On June 6, 2023, New York Senate Bill S5640 / Assembly Bill A5295 (“S5640”) won near-unanimous final passage in the New York Assembly with a 147-1 vote, after being passed unanimously by the Senate the previous week.  If signed into law by Governor Hochul, the legislation would, effective immediately, add to New York labor law a new section 203-f that renders unenforceable provisions in employee agreements that require employees to assign certain inventions developed using the employee’s own property and time. 

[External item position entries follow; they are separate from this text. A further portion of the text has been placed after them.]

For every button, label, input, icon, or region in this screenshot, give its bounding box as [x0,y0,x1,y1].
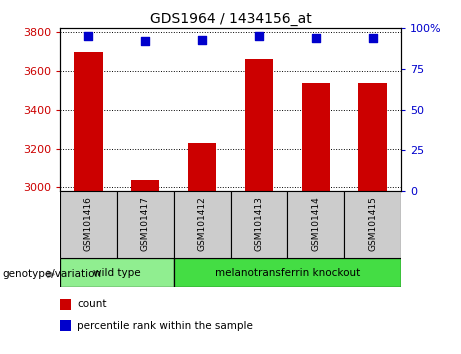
Text: GSM101416: GSM101416 [84,196,93,251]
Bar [230,191,287,258]
Text: GSM101417: GSM101417 [141,196,150,251]
Bar [174,258,401,287]
Point [142,39,149,44]
Text: genotype/variation: genotype/variation [2,269,101,279]
Bar [301,82,330,191]
Title: GDS1964 / 1434156_at: GDS1964 / 1434156_at [150,12,311,26]
Point [369,35,376,41]
Bar [188,143,216,191]
Text: wild type: wild type [93,268,141,278]
Point [312,35,319,41]
Text: GSM101413: GSM101413 [254,196,263,251]
Point [198,37,206,42]
Bar [245,59,273,191]
Bar [60,191,117,258]
Bar [131,179,160,191]
Point [85,34,92,39]
Bar [344,191,401,258]
Text: percentile rank within the sample: percentile rank within the sample [77,321,253,331]
Bar [287,191,344,258]
Bar [60,258,174,287]
Text: count: count [77,299,106,309]
Text: GSM101415: GSM101415 [368,196,377,251]
Bar [174,191,230,258]
Text: GSM101414: GSM101414 [311,196,320,251]
Bar [74,52,102,191]
Text: GSM101412: GSM101412 [198,196,207,251]
Bar [358,82,387,191]
Text: melanotransferrin knockout: melanotransferrin knockout [215,268,360,278]
Bar [117,191,174,258]
Point [255,34,263,39]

As well-settled default rules for patentable inventions (contrary to those for copyrightable works) presumptively deem employee-created inventions the property of the employee, it is critical for innovation-focused businesses to enter into invention assignment agreements with employees to secure ownership of employee-created inventions as they are conceived and first reduced to practice.  Though it is generally beneficial for businesses to include broad invention assignment provisions in these agreements, several states have adopted statutes that deem overly broad assignment provisions to be unenforceable.  S5640, if signed into law, would introduce such limitations into New York labor law.

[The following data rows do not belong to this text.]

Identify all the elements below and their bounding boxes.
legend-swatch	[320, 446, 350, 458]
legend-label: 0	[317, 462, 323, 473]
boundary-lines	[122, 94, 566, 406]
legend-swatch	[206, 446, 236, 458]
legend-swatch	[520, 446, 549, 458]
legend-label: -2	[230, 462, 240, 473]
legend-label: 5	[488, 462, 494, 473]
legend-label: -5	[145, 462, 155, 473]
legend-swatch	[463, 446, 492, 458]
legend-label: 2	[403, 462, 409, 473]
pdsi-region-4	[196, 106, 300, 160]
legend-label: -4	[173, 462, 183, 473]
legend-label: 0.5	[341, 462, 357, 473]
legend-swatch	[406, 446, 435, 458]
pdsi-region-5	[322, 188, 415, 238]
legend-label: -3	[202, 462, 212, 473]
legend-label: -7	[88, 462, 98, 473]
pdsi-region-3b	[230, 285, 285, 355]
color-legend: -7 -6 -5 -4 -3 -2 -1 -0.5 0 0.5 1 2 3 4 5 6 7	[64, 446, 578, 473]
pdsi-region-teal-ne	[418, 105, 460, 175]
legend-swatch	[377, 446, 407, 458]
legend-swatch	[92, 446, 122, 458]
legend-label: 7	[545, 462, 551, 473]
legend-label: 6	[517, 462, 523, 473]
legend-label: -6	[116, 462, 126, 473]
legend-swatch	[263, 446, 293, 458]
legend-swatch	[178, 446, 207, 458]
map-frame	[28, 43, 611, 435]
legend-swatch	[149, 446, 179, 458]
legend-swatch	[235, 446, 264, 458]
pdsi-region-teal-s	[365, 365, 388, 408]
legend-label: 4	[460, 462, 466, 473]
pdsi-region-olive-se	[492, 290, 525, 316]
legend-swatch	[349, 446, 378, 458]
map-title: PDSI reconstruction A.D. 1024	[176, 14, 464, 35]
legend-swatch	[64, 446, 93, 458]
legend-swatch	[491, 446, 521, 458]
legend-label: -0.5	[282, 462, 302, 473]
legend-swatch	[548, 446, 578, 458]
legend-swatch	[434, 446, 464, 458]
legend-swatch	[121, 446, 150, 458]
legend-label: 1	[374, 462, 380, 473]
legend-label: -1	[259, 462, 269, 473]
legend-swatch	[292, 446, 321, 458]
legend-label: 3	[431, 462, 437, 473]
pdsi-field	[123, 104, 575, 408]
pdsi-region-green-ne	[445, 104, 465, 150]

S5640 provides statutory protections that are nearly identical to those of its longstanding California state law counterpart (Cal. Lab. Code §2870), as has been the trend with states that have enacted statutes governing employee invention assignment agreements (including Delaware, Illinois, Kansas, Minnesota, New Jersey, North Carolina and Washington)—only Nevada and Utah to date have deviated, in each case flipping presumptive ownership of employee-created inventions to the employer.  Under S5640, employee invention assignment provisions will not apply to any invention that an employee develops:

(i) entirely on his or her own time; and

(ii) without using the employer’s equipment, supplies, facilities, or trade secret information,

except for inventions that:

(a) relate at the time of conception or reduction to practice of the invention to the employer’s business, or actual or demonstrably anticipated research or development of the employer; or

(b) result from any work performed by the employee for the employer. Under S5640, as is the case with Cal. Lab. Code §2870, employee invention assignment provisions that would require the assignment of these excluded inventions are against the public policy of the state and will be unenforceable.

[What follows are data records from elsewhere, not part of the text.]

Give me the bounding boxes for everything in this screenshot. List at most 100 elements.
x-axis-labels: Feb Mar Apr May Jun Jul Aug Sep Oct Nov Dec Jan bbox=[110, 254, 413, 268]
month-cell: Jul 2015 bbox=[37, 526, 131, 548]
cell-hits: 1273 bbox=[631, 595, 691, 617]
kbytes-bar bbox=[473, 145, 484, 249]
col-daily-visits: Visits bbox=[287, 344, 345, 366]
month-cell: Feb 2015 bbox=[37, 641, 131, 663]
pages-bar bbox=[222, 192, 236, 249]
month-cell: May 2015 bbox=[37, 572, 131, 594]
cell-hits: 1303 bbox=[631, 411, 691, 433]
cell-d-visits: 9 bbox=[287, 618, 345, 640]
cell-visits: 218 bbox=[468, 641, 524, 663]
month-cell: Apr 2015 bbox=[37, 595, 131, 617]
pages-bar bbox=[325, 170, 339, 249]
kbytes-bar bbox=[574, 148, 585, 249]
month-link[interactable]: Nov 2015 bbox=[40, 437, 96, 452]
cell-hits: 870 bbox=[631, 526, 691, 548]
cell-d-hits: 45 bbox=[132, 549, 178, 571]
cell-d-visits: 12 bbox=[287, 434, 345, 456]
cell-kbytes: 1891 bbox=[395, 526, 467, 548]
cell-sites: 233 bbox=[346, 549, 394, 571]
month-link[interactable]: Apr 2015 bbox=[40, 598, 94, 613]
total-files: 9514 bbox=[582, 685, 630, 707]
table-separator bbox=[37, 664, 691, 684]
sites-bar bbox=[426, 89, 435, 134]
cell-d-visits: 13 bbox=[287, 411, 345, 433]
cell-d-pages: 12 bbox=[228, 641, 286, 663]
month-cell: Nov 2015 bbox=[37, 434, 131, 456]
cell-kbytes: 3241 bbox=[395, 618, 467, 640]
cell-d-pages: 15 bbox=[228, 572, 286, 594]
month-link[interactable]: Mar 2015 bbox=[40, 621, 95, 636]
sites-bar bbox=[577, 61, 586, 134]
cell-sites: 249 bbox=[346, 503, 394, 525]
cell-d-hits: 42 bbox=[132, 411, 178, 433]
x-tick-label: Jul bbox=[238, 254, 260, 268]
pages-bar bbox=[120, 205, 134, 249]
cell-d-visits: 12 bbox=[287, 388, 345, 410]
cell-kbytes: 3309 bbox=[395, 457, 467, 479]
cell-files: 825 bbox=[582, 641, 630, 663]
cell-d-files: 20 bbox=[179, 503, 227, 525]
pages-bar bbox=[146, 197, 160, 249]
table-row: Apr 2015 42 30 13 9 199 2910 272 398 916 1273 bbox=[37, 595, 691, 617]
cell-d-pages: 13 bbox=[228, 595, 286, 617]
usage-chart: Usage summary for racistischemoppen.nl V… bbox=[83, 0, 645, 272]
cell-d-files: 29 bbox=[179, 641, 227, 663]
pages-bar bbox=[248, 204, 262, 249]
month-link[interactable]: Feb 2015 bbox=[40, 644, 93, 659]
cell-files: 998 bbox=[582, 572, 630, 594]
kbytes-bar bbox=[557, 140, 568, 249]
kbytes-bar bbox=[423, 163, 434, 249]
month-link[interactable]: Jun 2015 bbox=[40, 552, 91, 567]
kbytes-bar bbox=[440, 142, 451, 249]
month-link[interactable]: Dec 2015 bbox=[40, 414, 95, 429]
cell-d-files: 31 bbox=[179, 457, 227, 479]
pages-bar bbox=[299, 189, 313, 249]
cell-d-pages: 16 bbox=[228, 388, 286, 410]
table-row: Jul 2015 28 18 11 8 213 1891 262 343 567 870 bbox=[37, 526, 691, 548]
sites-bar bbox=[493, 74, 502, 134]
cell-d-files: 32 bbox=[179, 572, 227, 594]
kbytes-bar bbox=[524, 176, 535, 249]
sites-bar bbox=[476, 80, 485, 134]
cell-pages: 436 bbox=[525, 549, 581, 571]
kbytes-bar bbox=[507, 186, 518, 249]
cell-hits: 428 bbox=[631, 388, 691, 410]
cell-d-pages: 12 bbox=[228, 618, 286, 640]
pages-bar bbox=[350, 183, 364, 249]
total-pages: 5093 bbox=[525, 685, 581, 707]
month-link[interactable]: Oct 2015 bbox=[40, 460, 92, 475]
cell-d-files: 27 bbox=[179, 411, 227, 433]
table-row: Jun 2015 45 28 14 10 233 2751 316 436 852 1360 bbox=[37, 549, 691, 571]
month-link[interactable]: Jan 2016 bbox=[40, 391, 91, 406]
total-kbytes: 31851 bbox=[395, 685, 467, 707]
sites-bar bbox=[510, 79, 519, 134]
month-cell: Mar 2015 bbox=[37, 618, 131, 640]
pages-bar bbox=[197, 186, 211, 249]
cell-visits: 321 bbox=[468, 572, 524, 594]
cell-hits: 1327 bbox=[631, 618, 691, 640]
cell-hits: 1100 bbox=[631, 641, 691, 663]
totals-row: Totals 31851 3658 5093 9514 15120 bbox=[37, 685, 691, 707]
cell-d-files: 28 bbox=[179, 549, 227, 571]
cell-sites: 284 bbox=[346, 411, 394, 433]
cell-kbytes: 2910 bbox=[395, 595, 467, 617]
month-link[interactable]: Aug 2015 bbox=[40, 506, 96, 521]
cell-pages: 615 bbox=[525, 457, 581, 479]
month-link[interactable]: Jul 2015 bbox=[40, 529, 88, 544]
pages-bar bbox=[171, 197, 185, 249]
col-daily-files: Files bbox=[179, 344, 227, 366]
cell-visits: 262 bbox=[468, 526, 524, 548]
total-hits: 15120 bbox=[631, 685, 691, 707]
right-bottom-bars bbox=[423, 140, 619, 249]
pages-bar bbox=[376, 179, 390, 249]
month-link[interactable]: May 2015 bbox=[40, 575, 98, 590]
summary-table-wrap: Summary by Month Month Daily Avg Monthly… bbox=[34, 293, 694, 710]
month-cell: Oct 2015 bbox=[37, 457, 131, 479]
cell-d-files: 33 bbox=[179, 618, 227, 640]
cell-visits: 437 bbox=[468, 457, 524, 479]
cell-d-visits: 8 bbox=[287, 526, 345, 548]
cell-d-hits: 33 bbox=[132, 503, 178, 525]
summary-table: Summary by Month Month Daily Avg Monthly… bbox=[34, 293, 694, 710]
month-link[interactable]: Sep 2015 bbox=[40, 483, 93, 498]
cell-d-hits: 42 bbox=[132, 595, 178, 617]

Note that despite the overlap of S5640 and Cal. Lab. Code §2870 (and near-identical legislation in other states), there is meaningful variance among state laws in respect of employee-created inventions.  In the immediate case of S5640, for example, the legislation does not include employer-favorable counterparts of California labor law that (i) explicitly allow employers to require employees to disclose all inventions employees develop during the term of their employment (Cal. Lab. Code §2871) and (ii) place on employees the burden of proving that their inventions are not covered by their employee invention assignment agreements (Cal. Lab. Code §2872).  Given the immediate effect of S5640 if signed into law, while the bill moves to the desk of Governor Hochul, businesses would do well to revisit their existing employee invention assignment agreements (and any template agreements for ongoing use) to ensure that the assignment provisions in each will not be overbroad and be in compliance with, and therefore enforceable under, New York labor law and its new section 203-f upon enshrinement.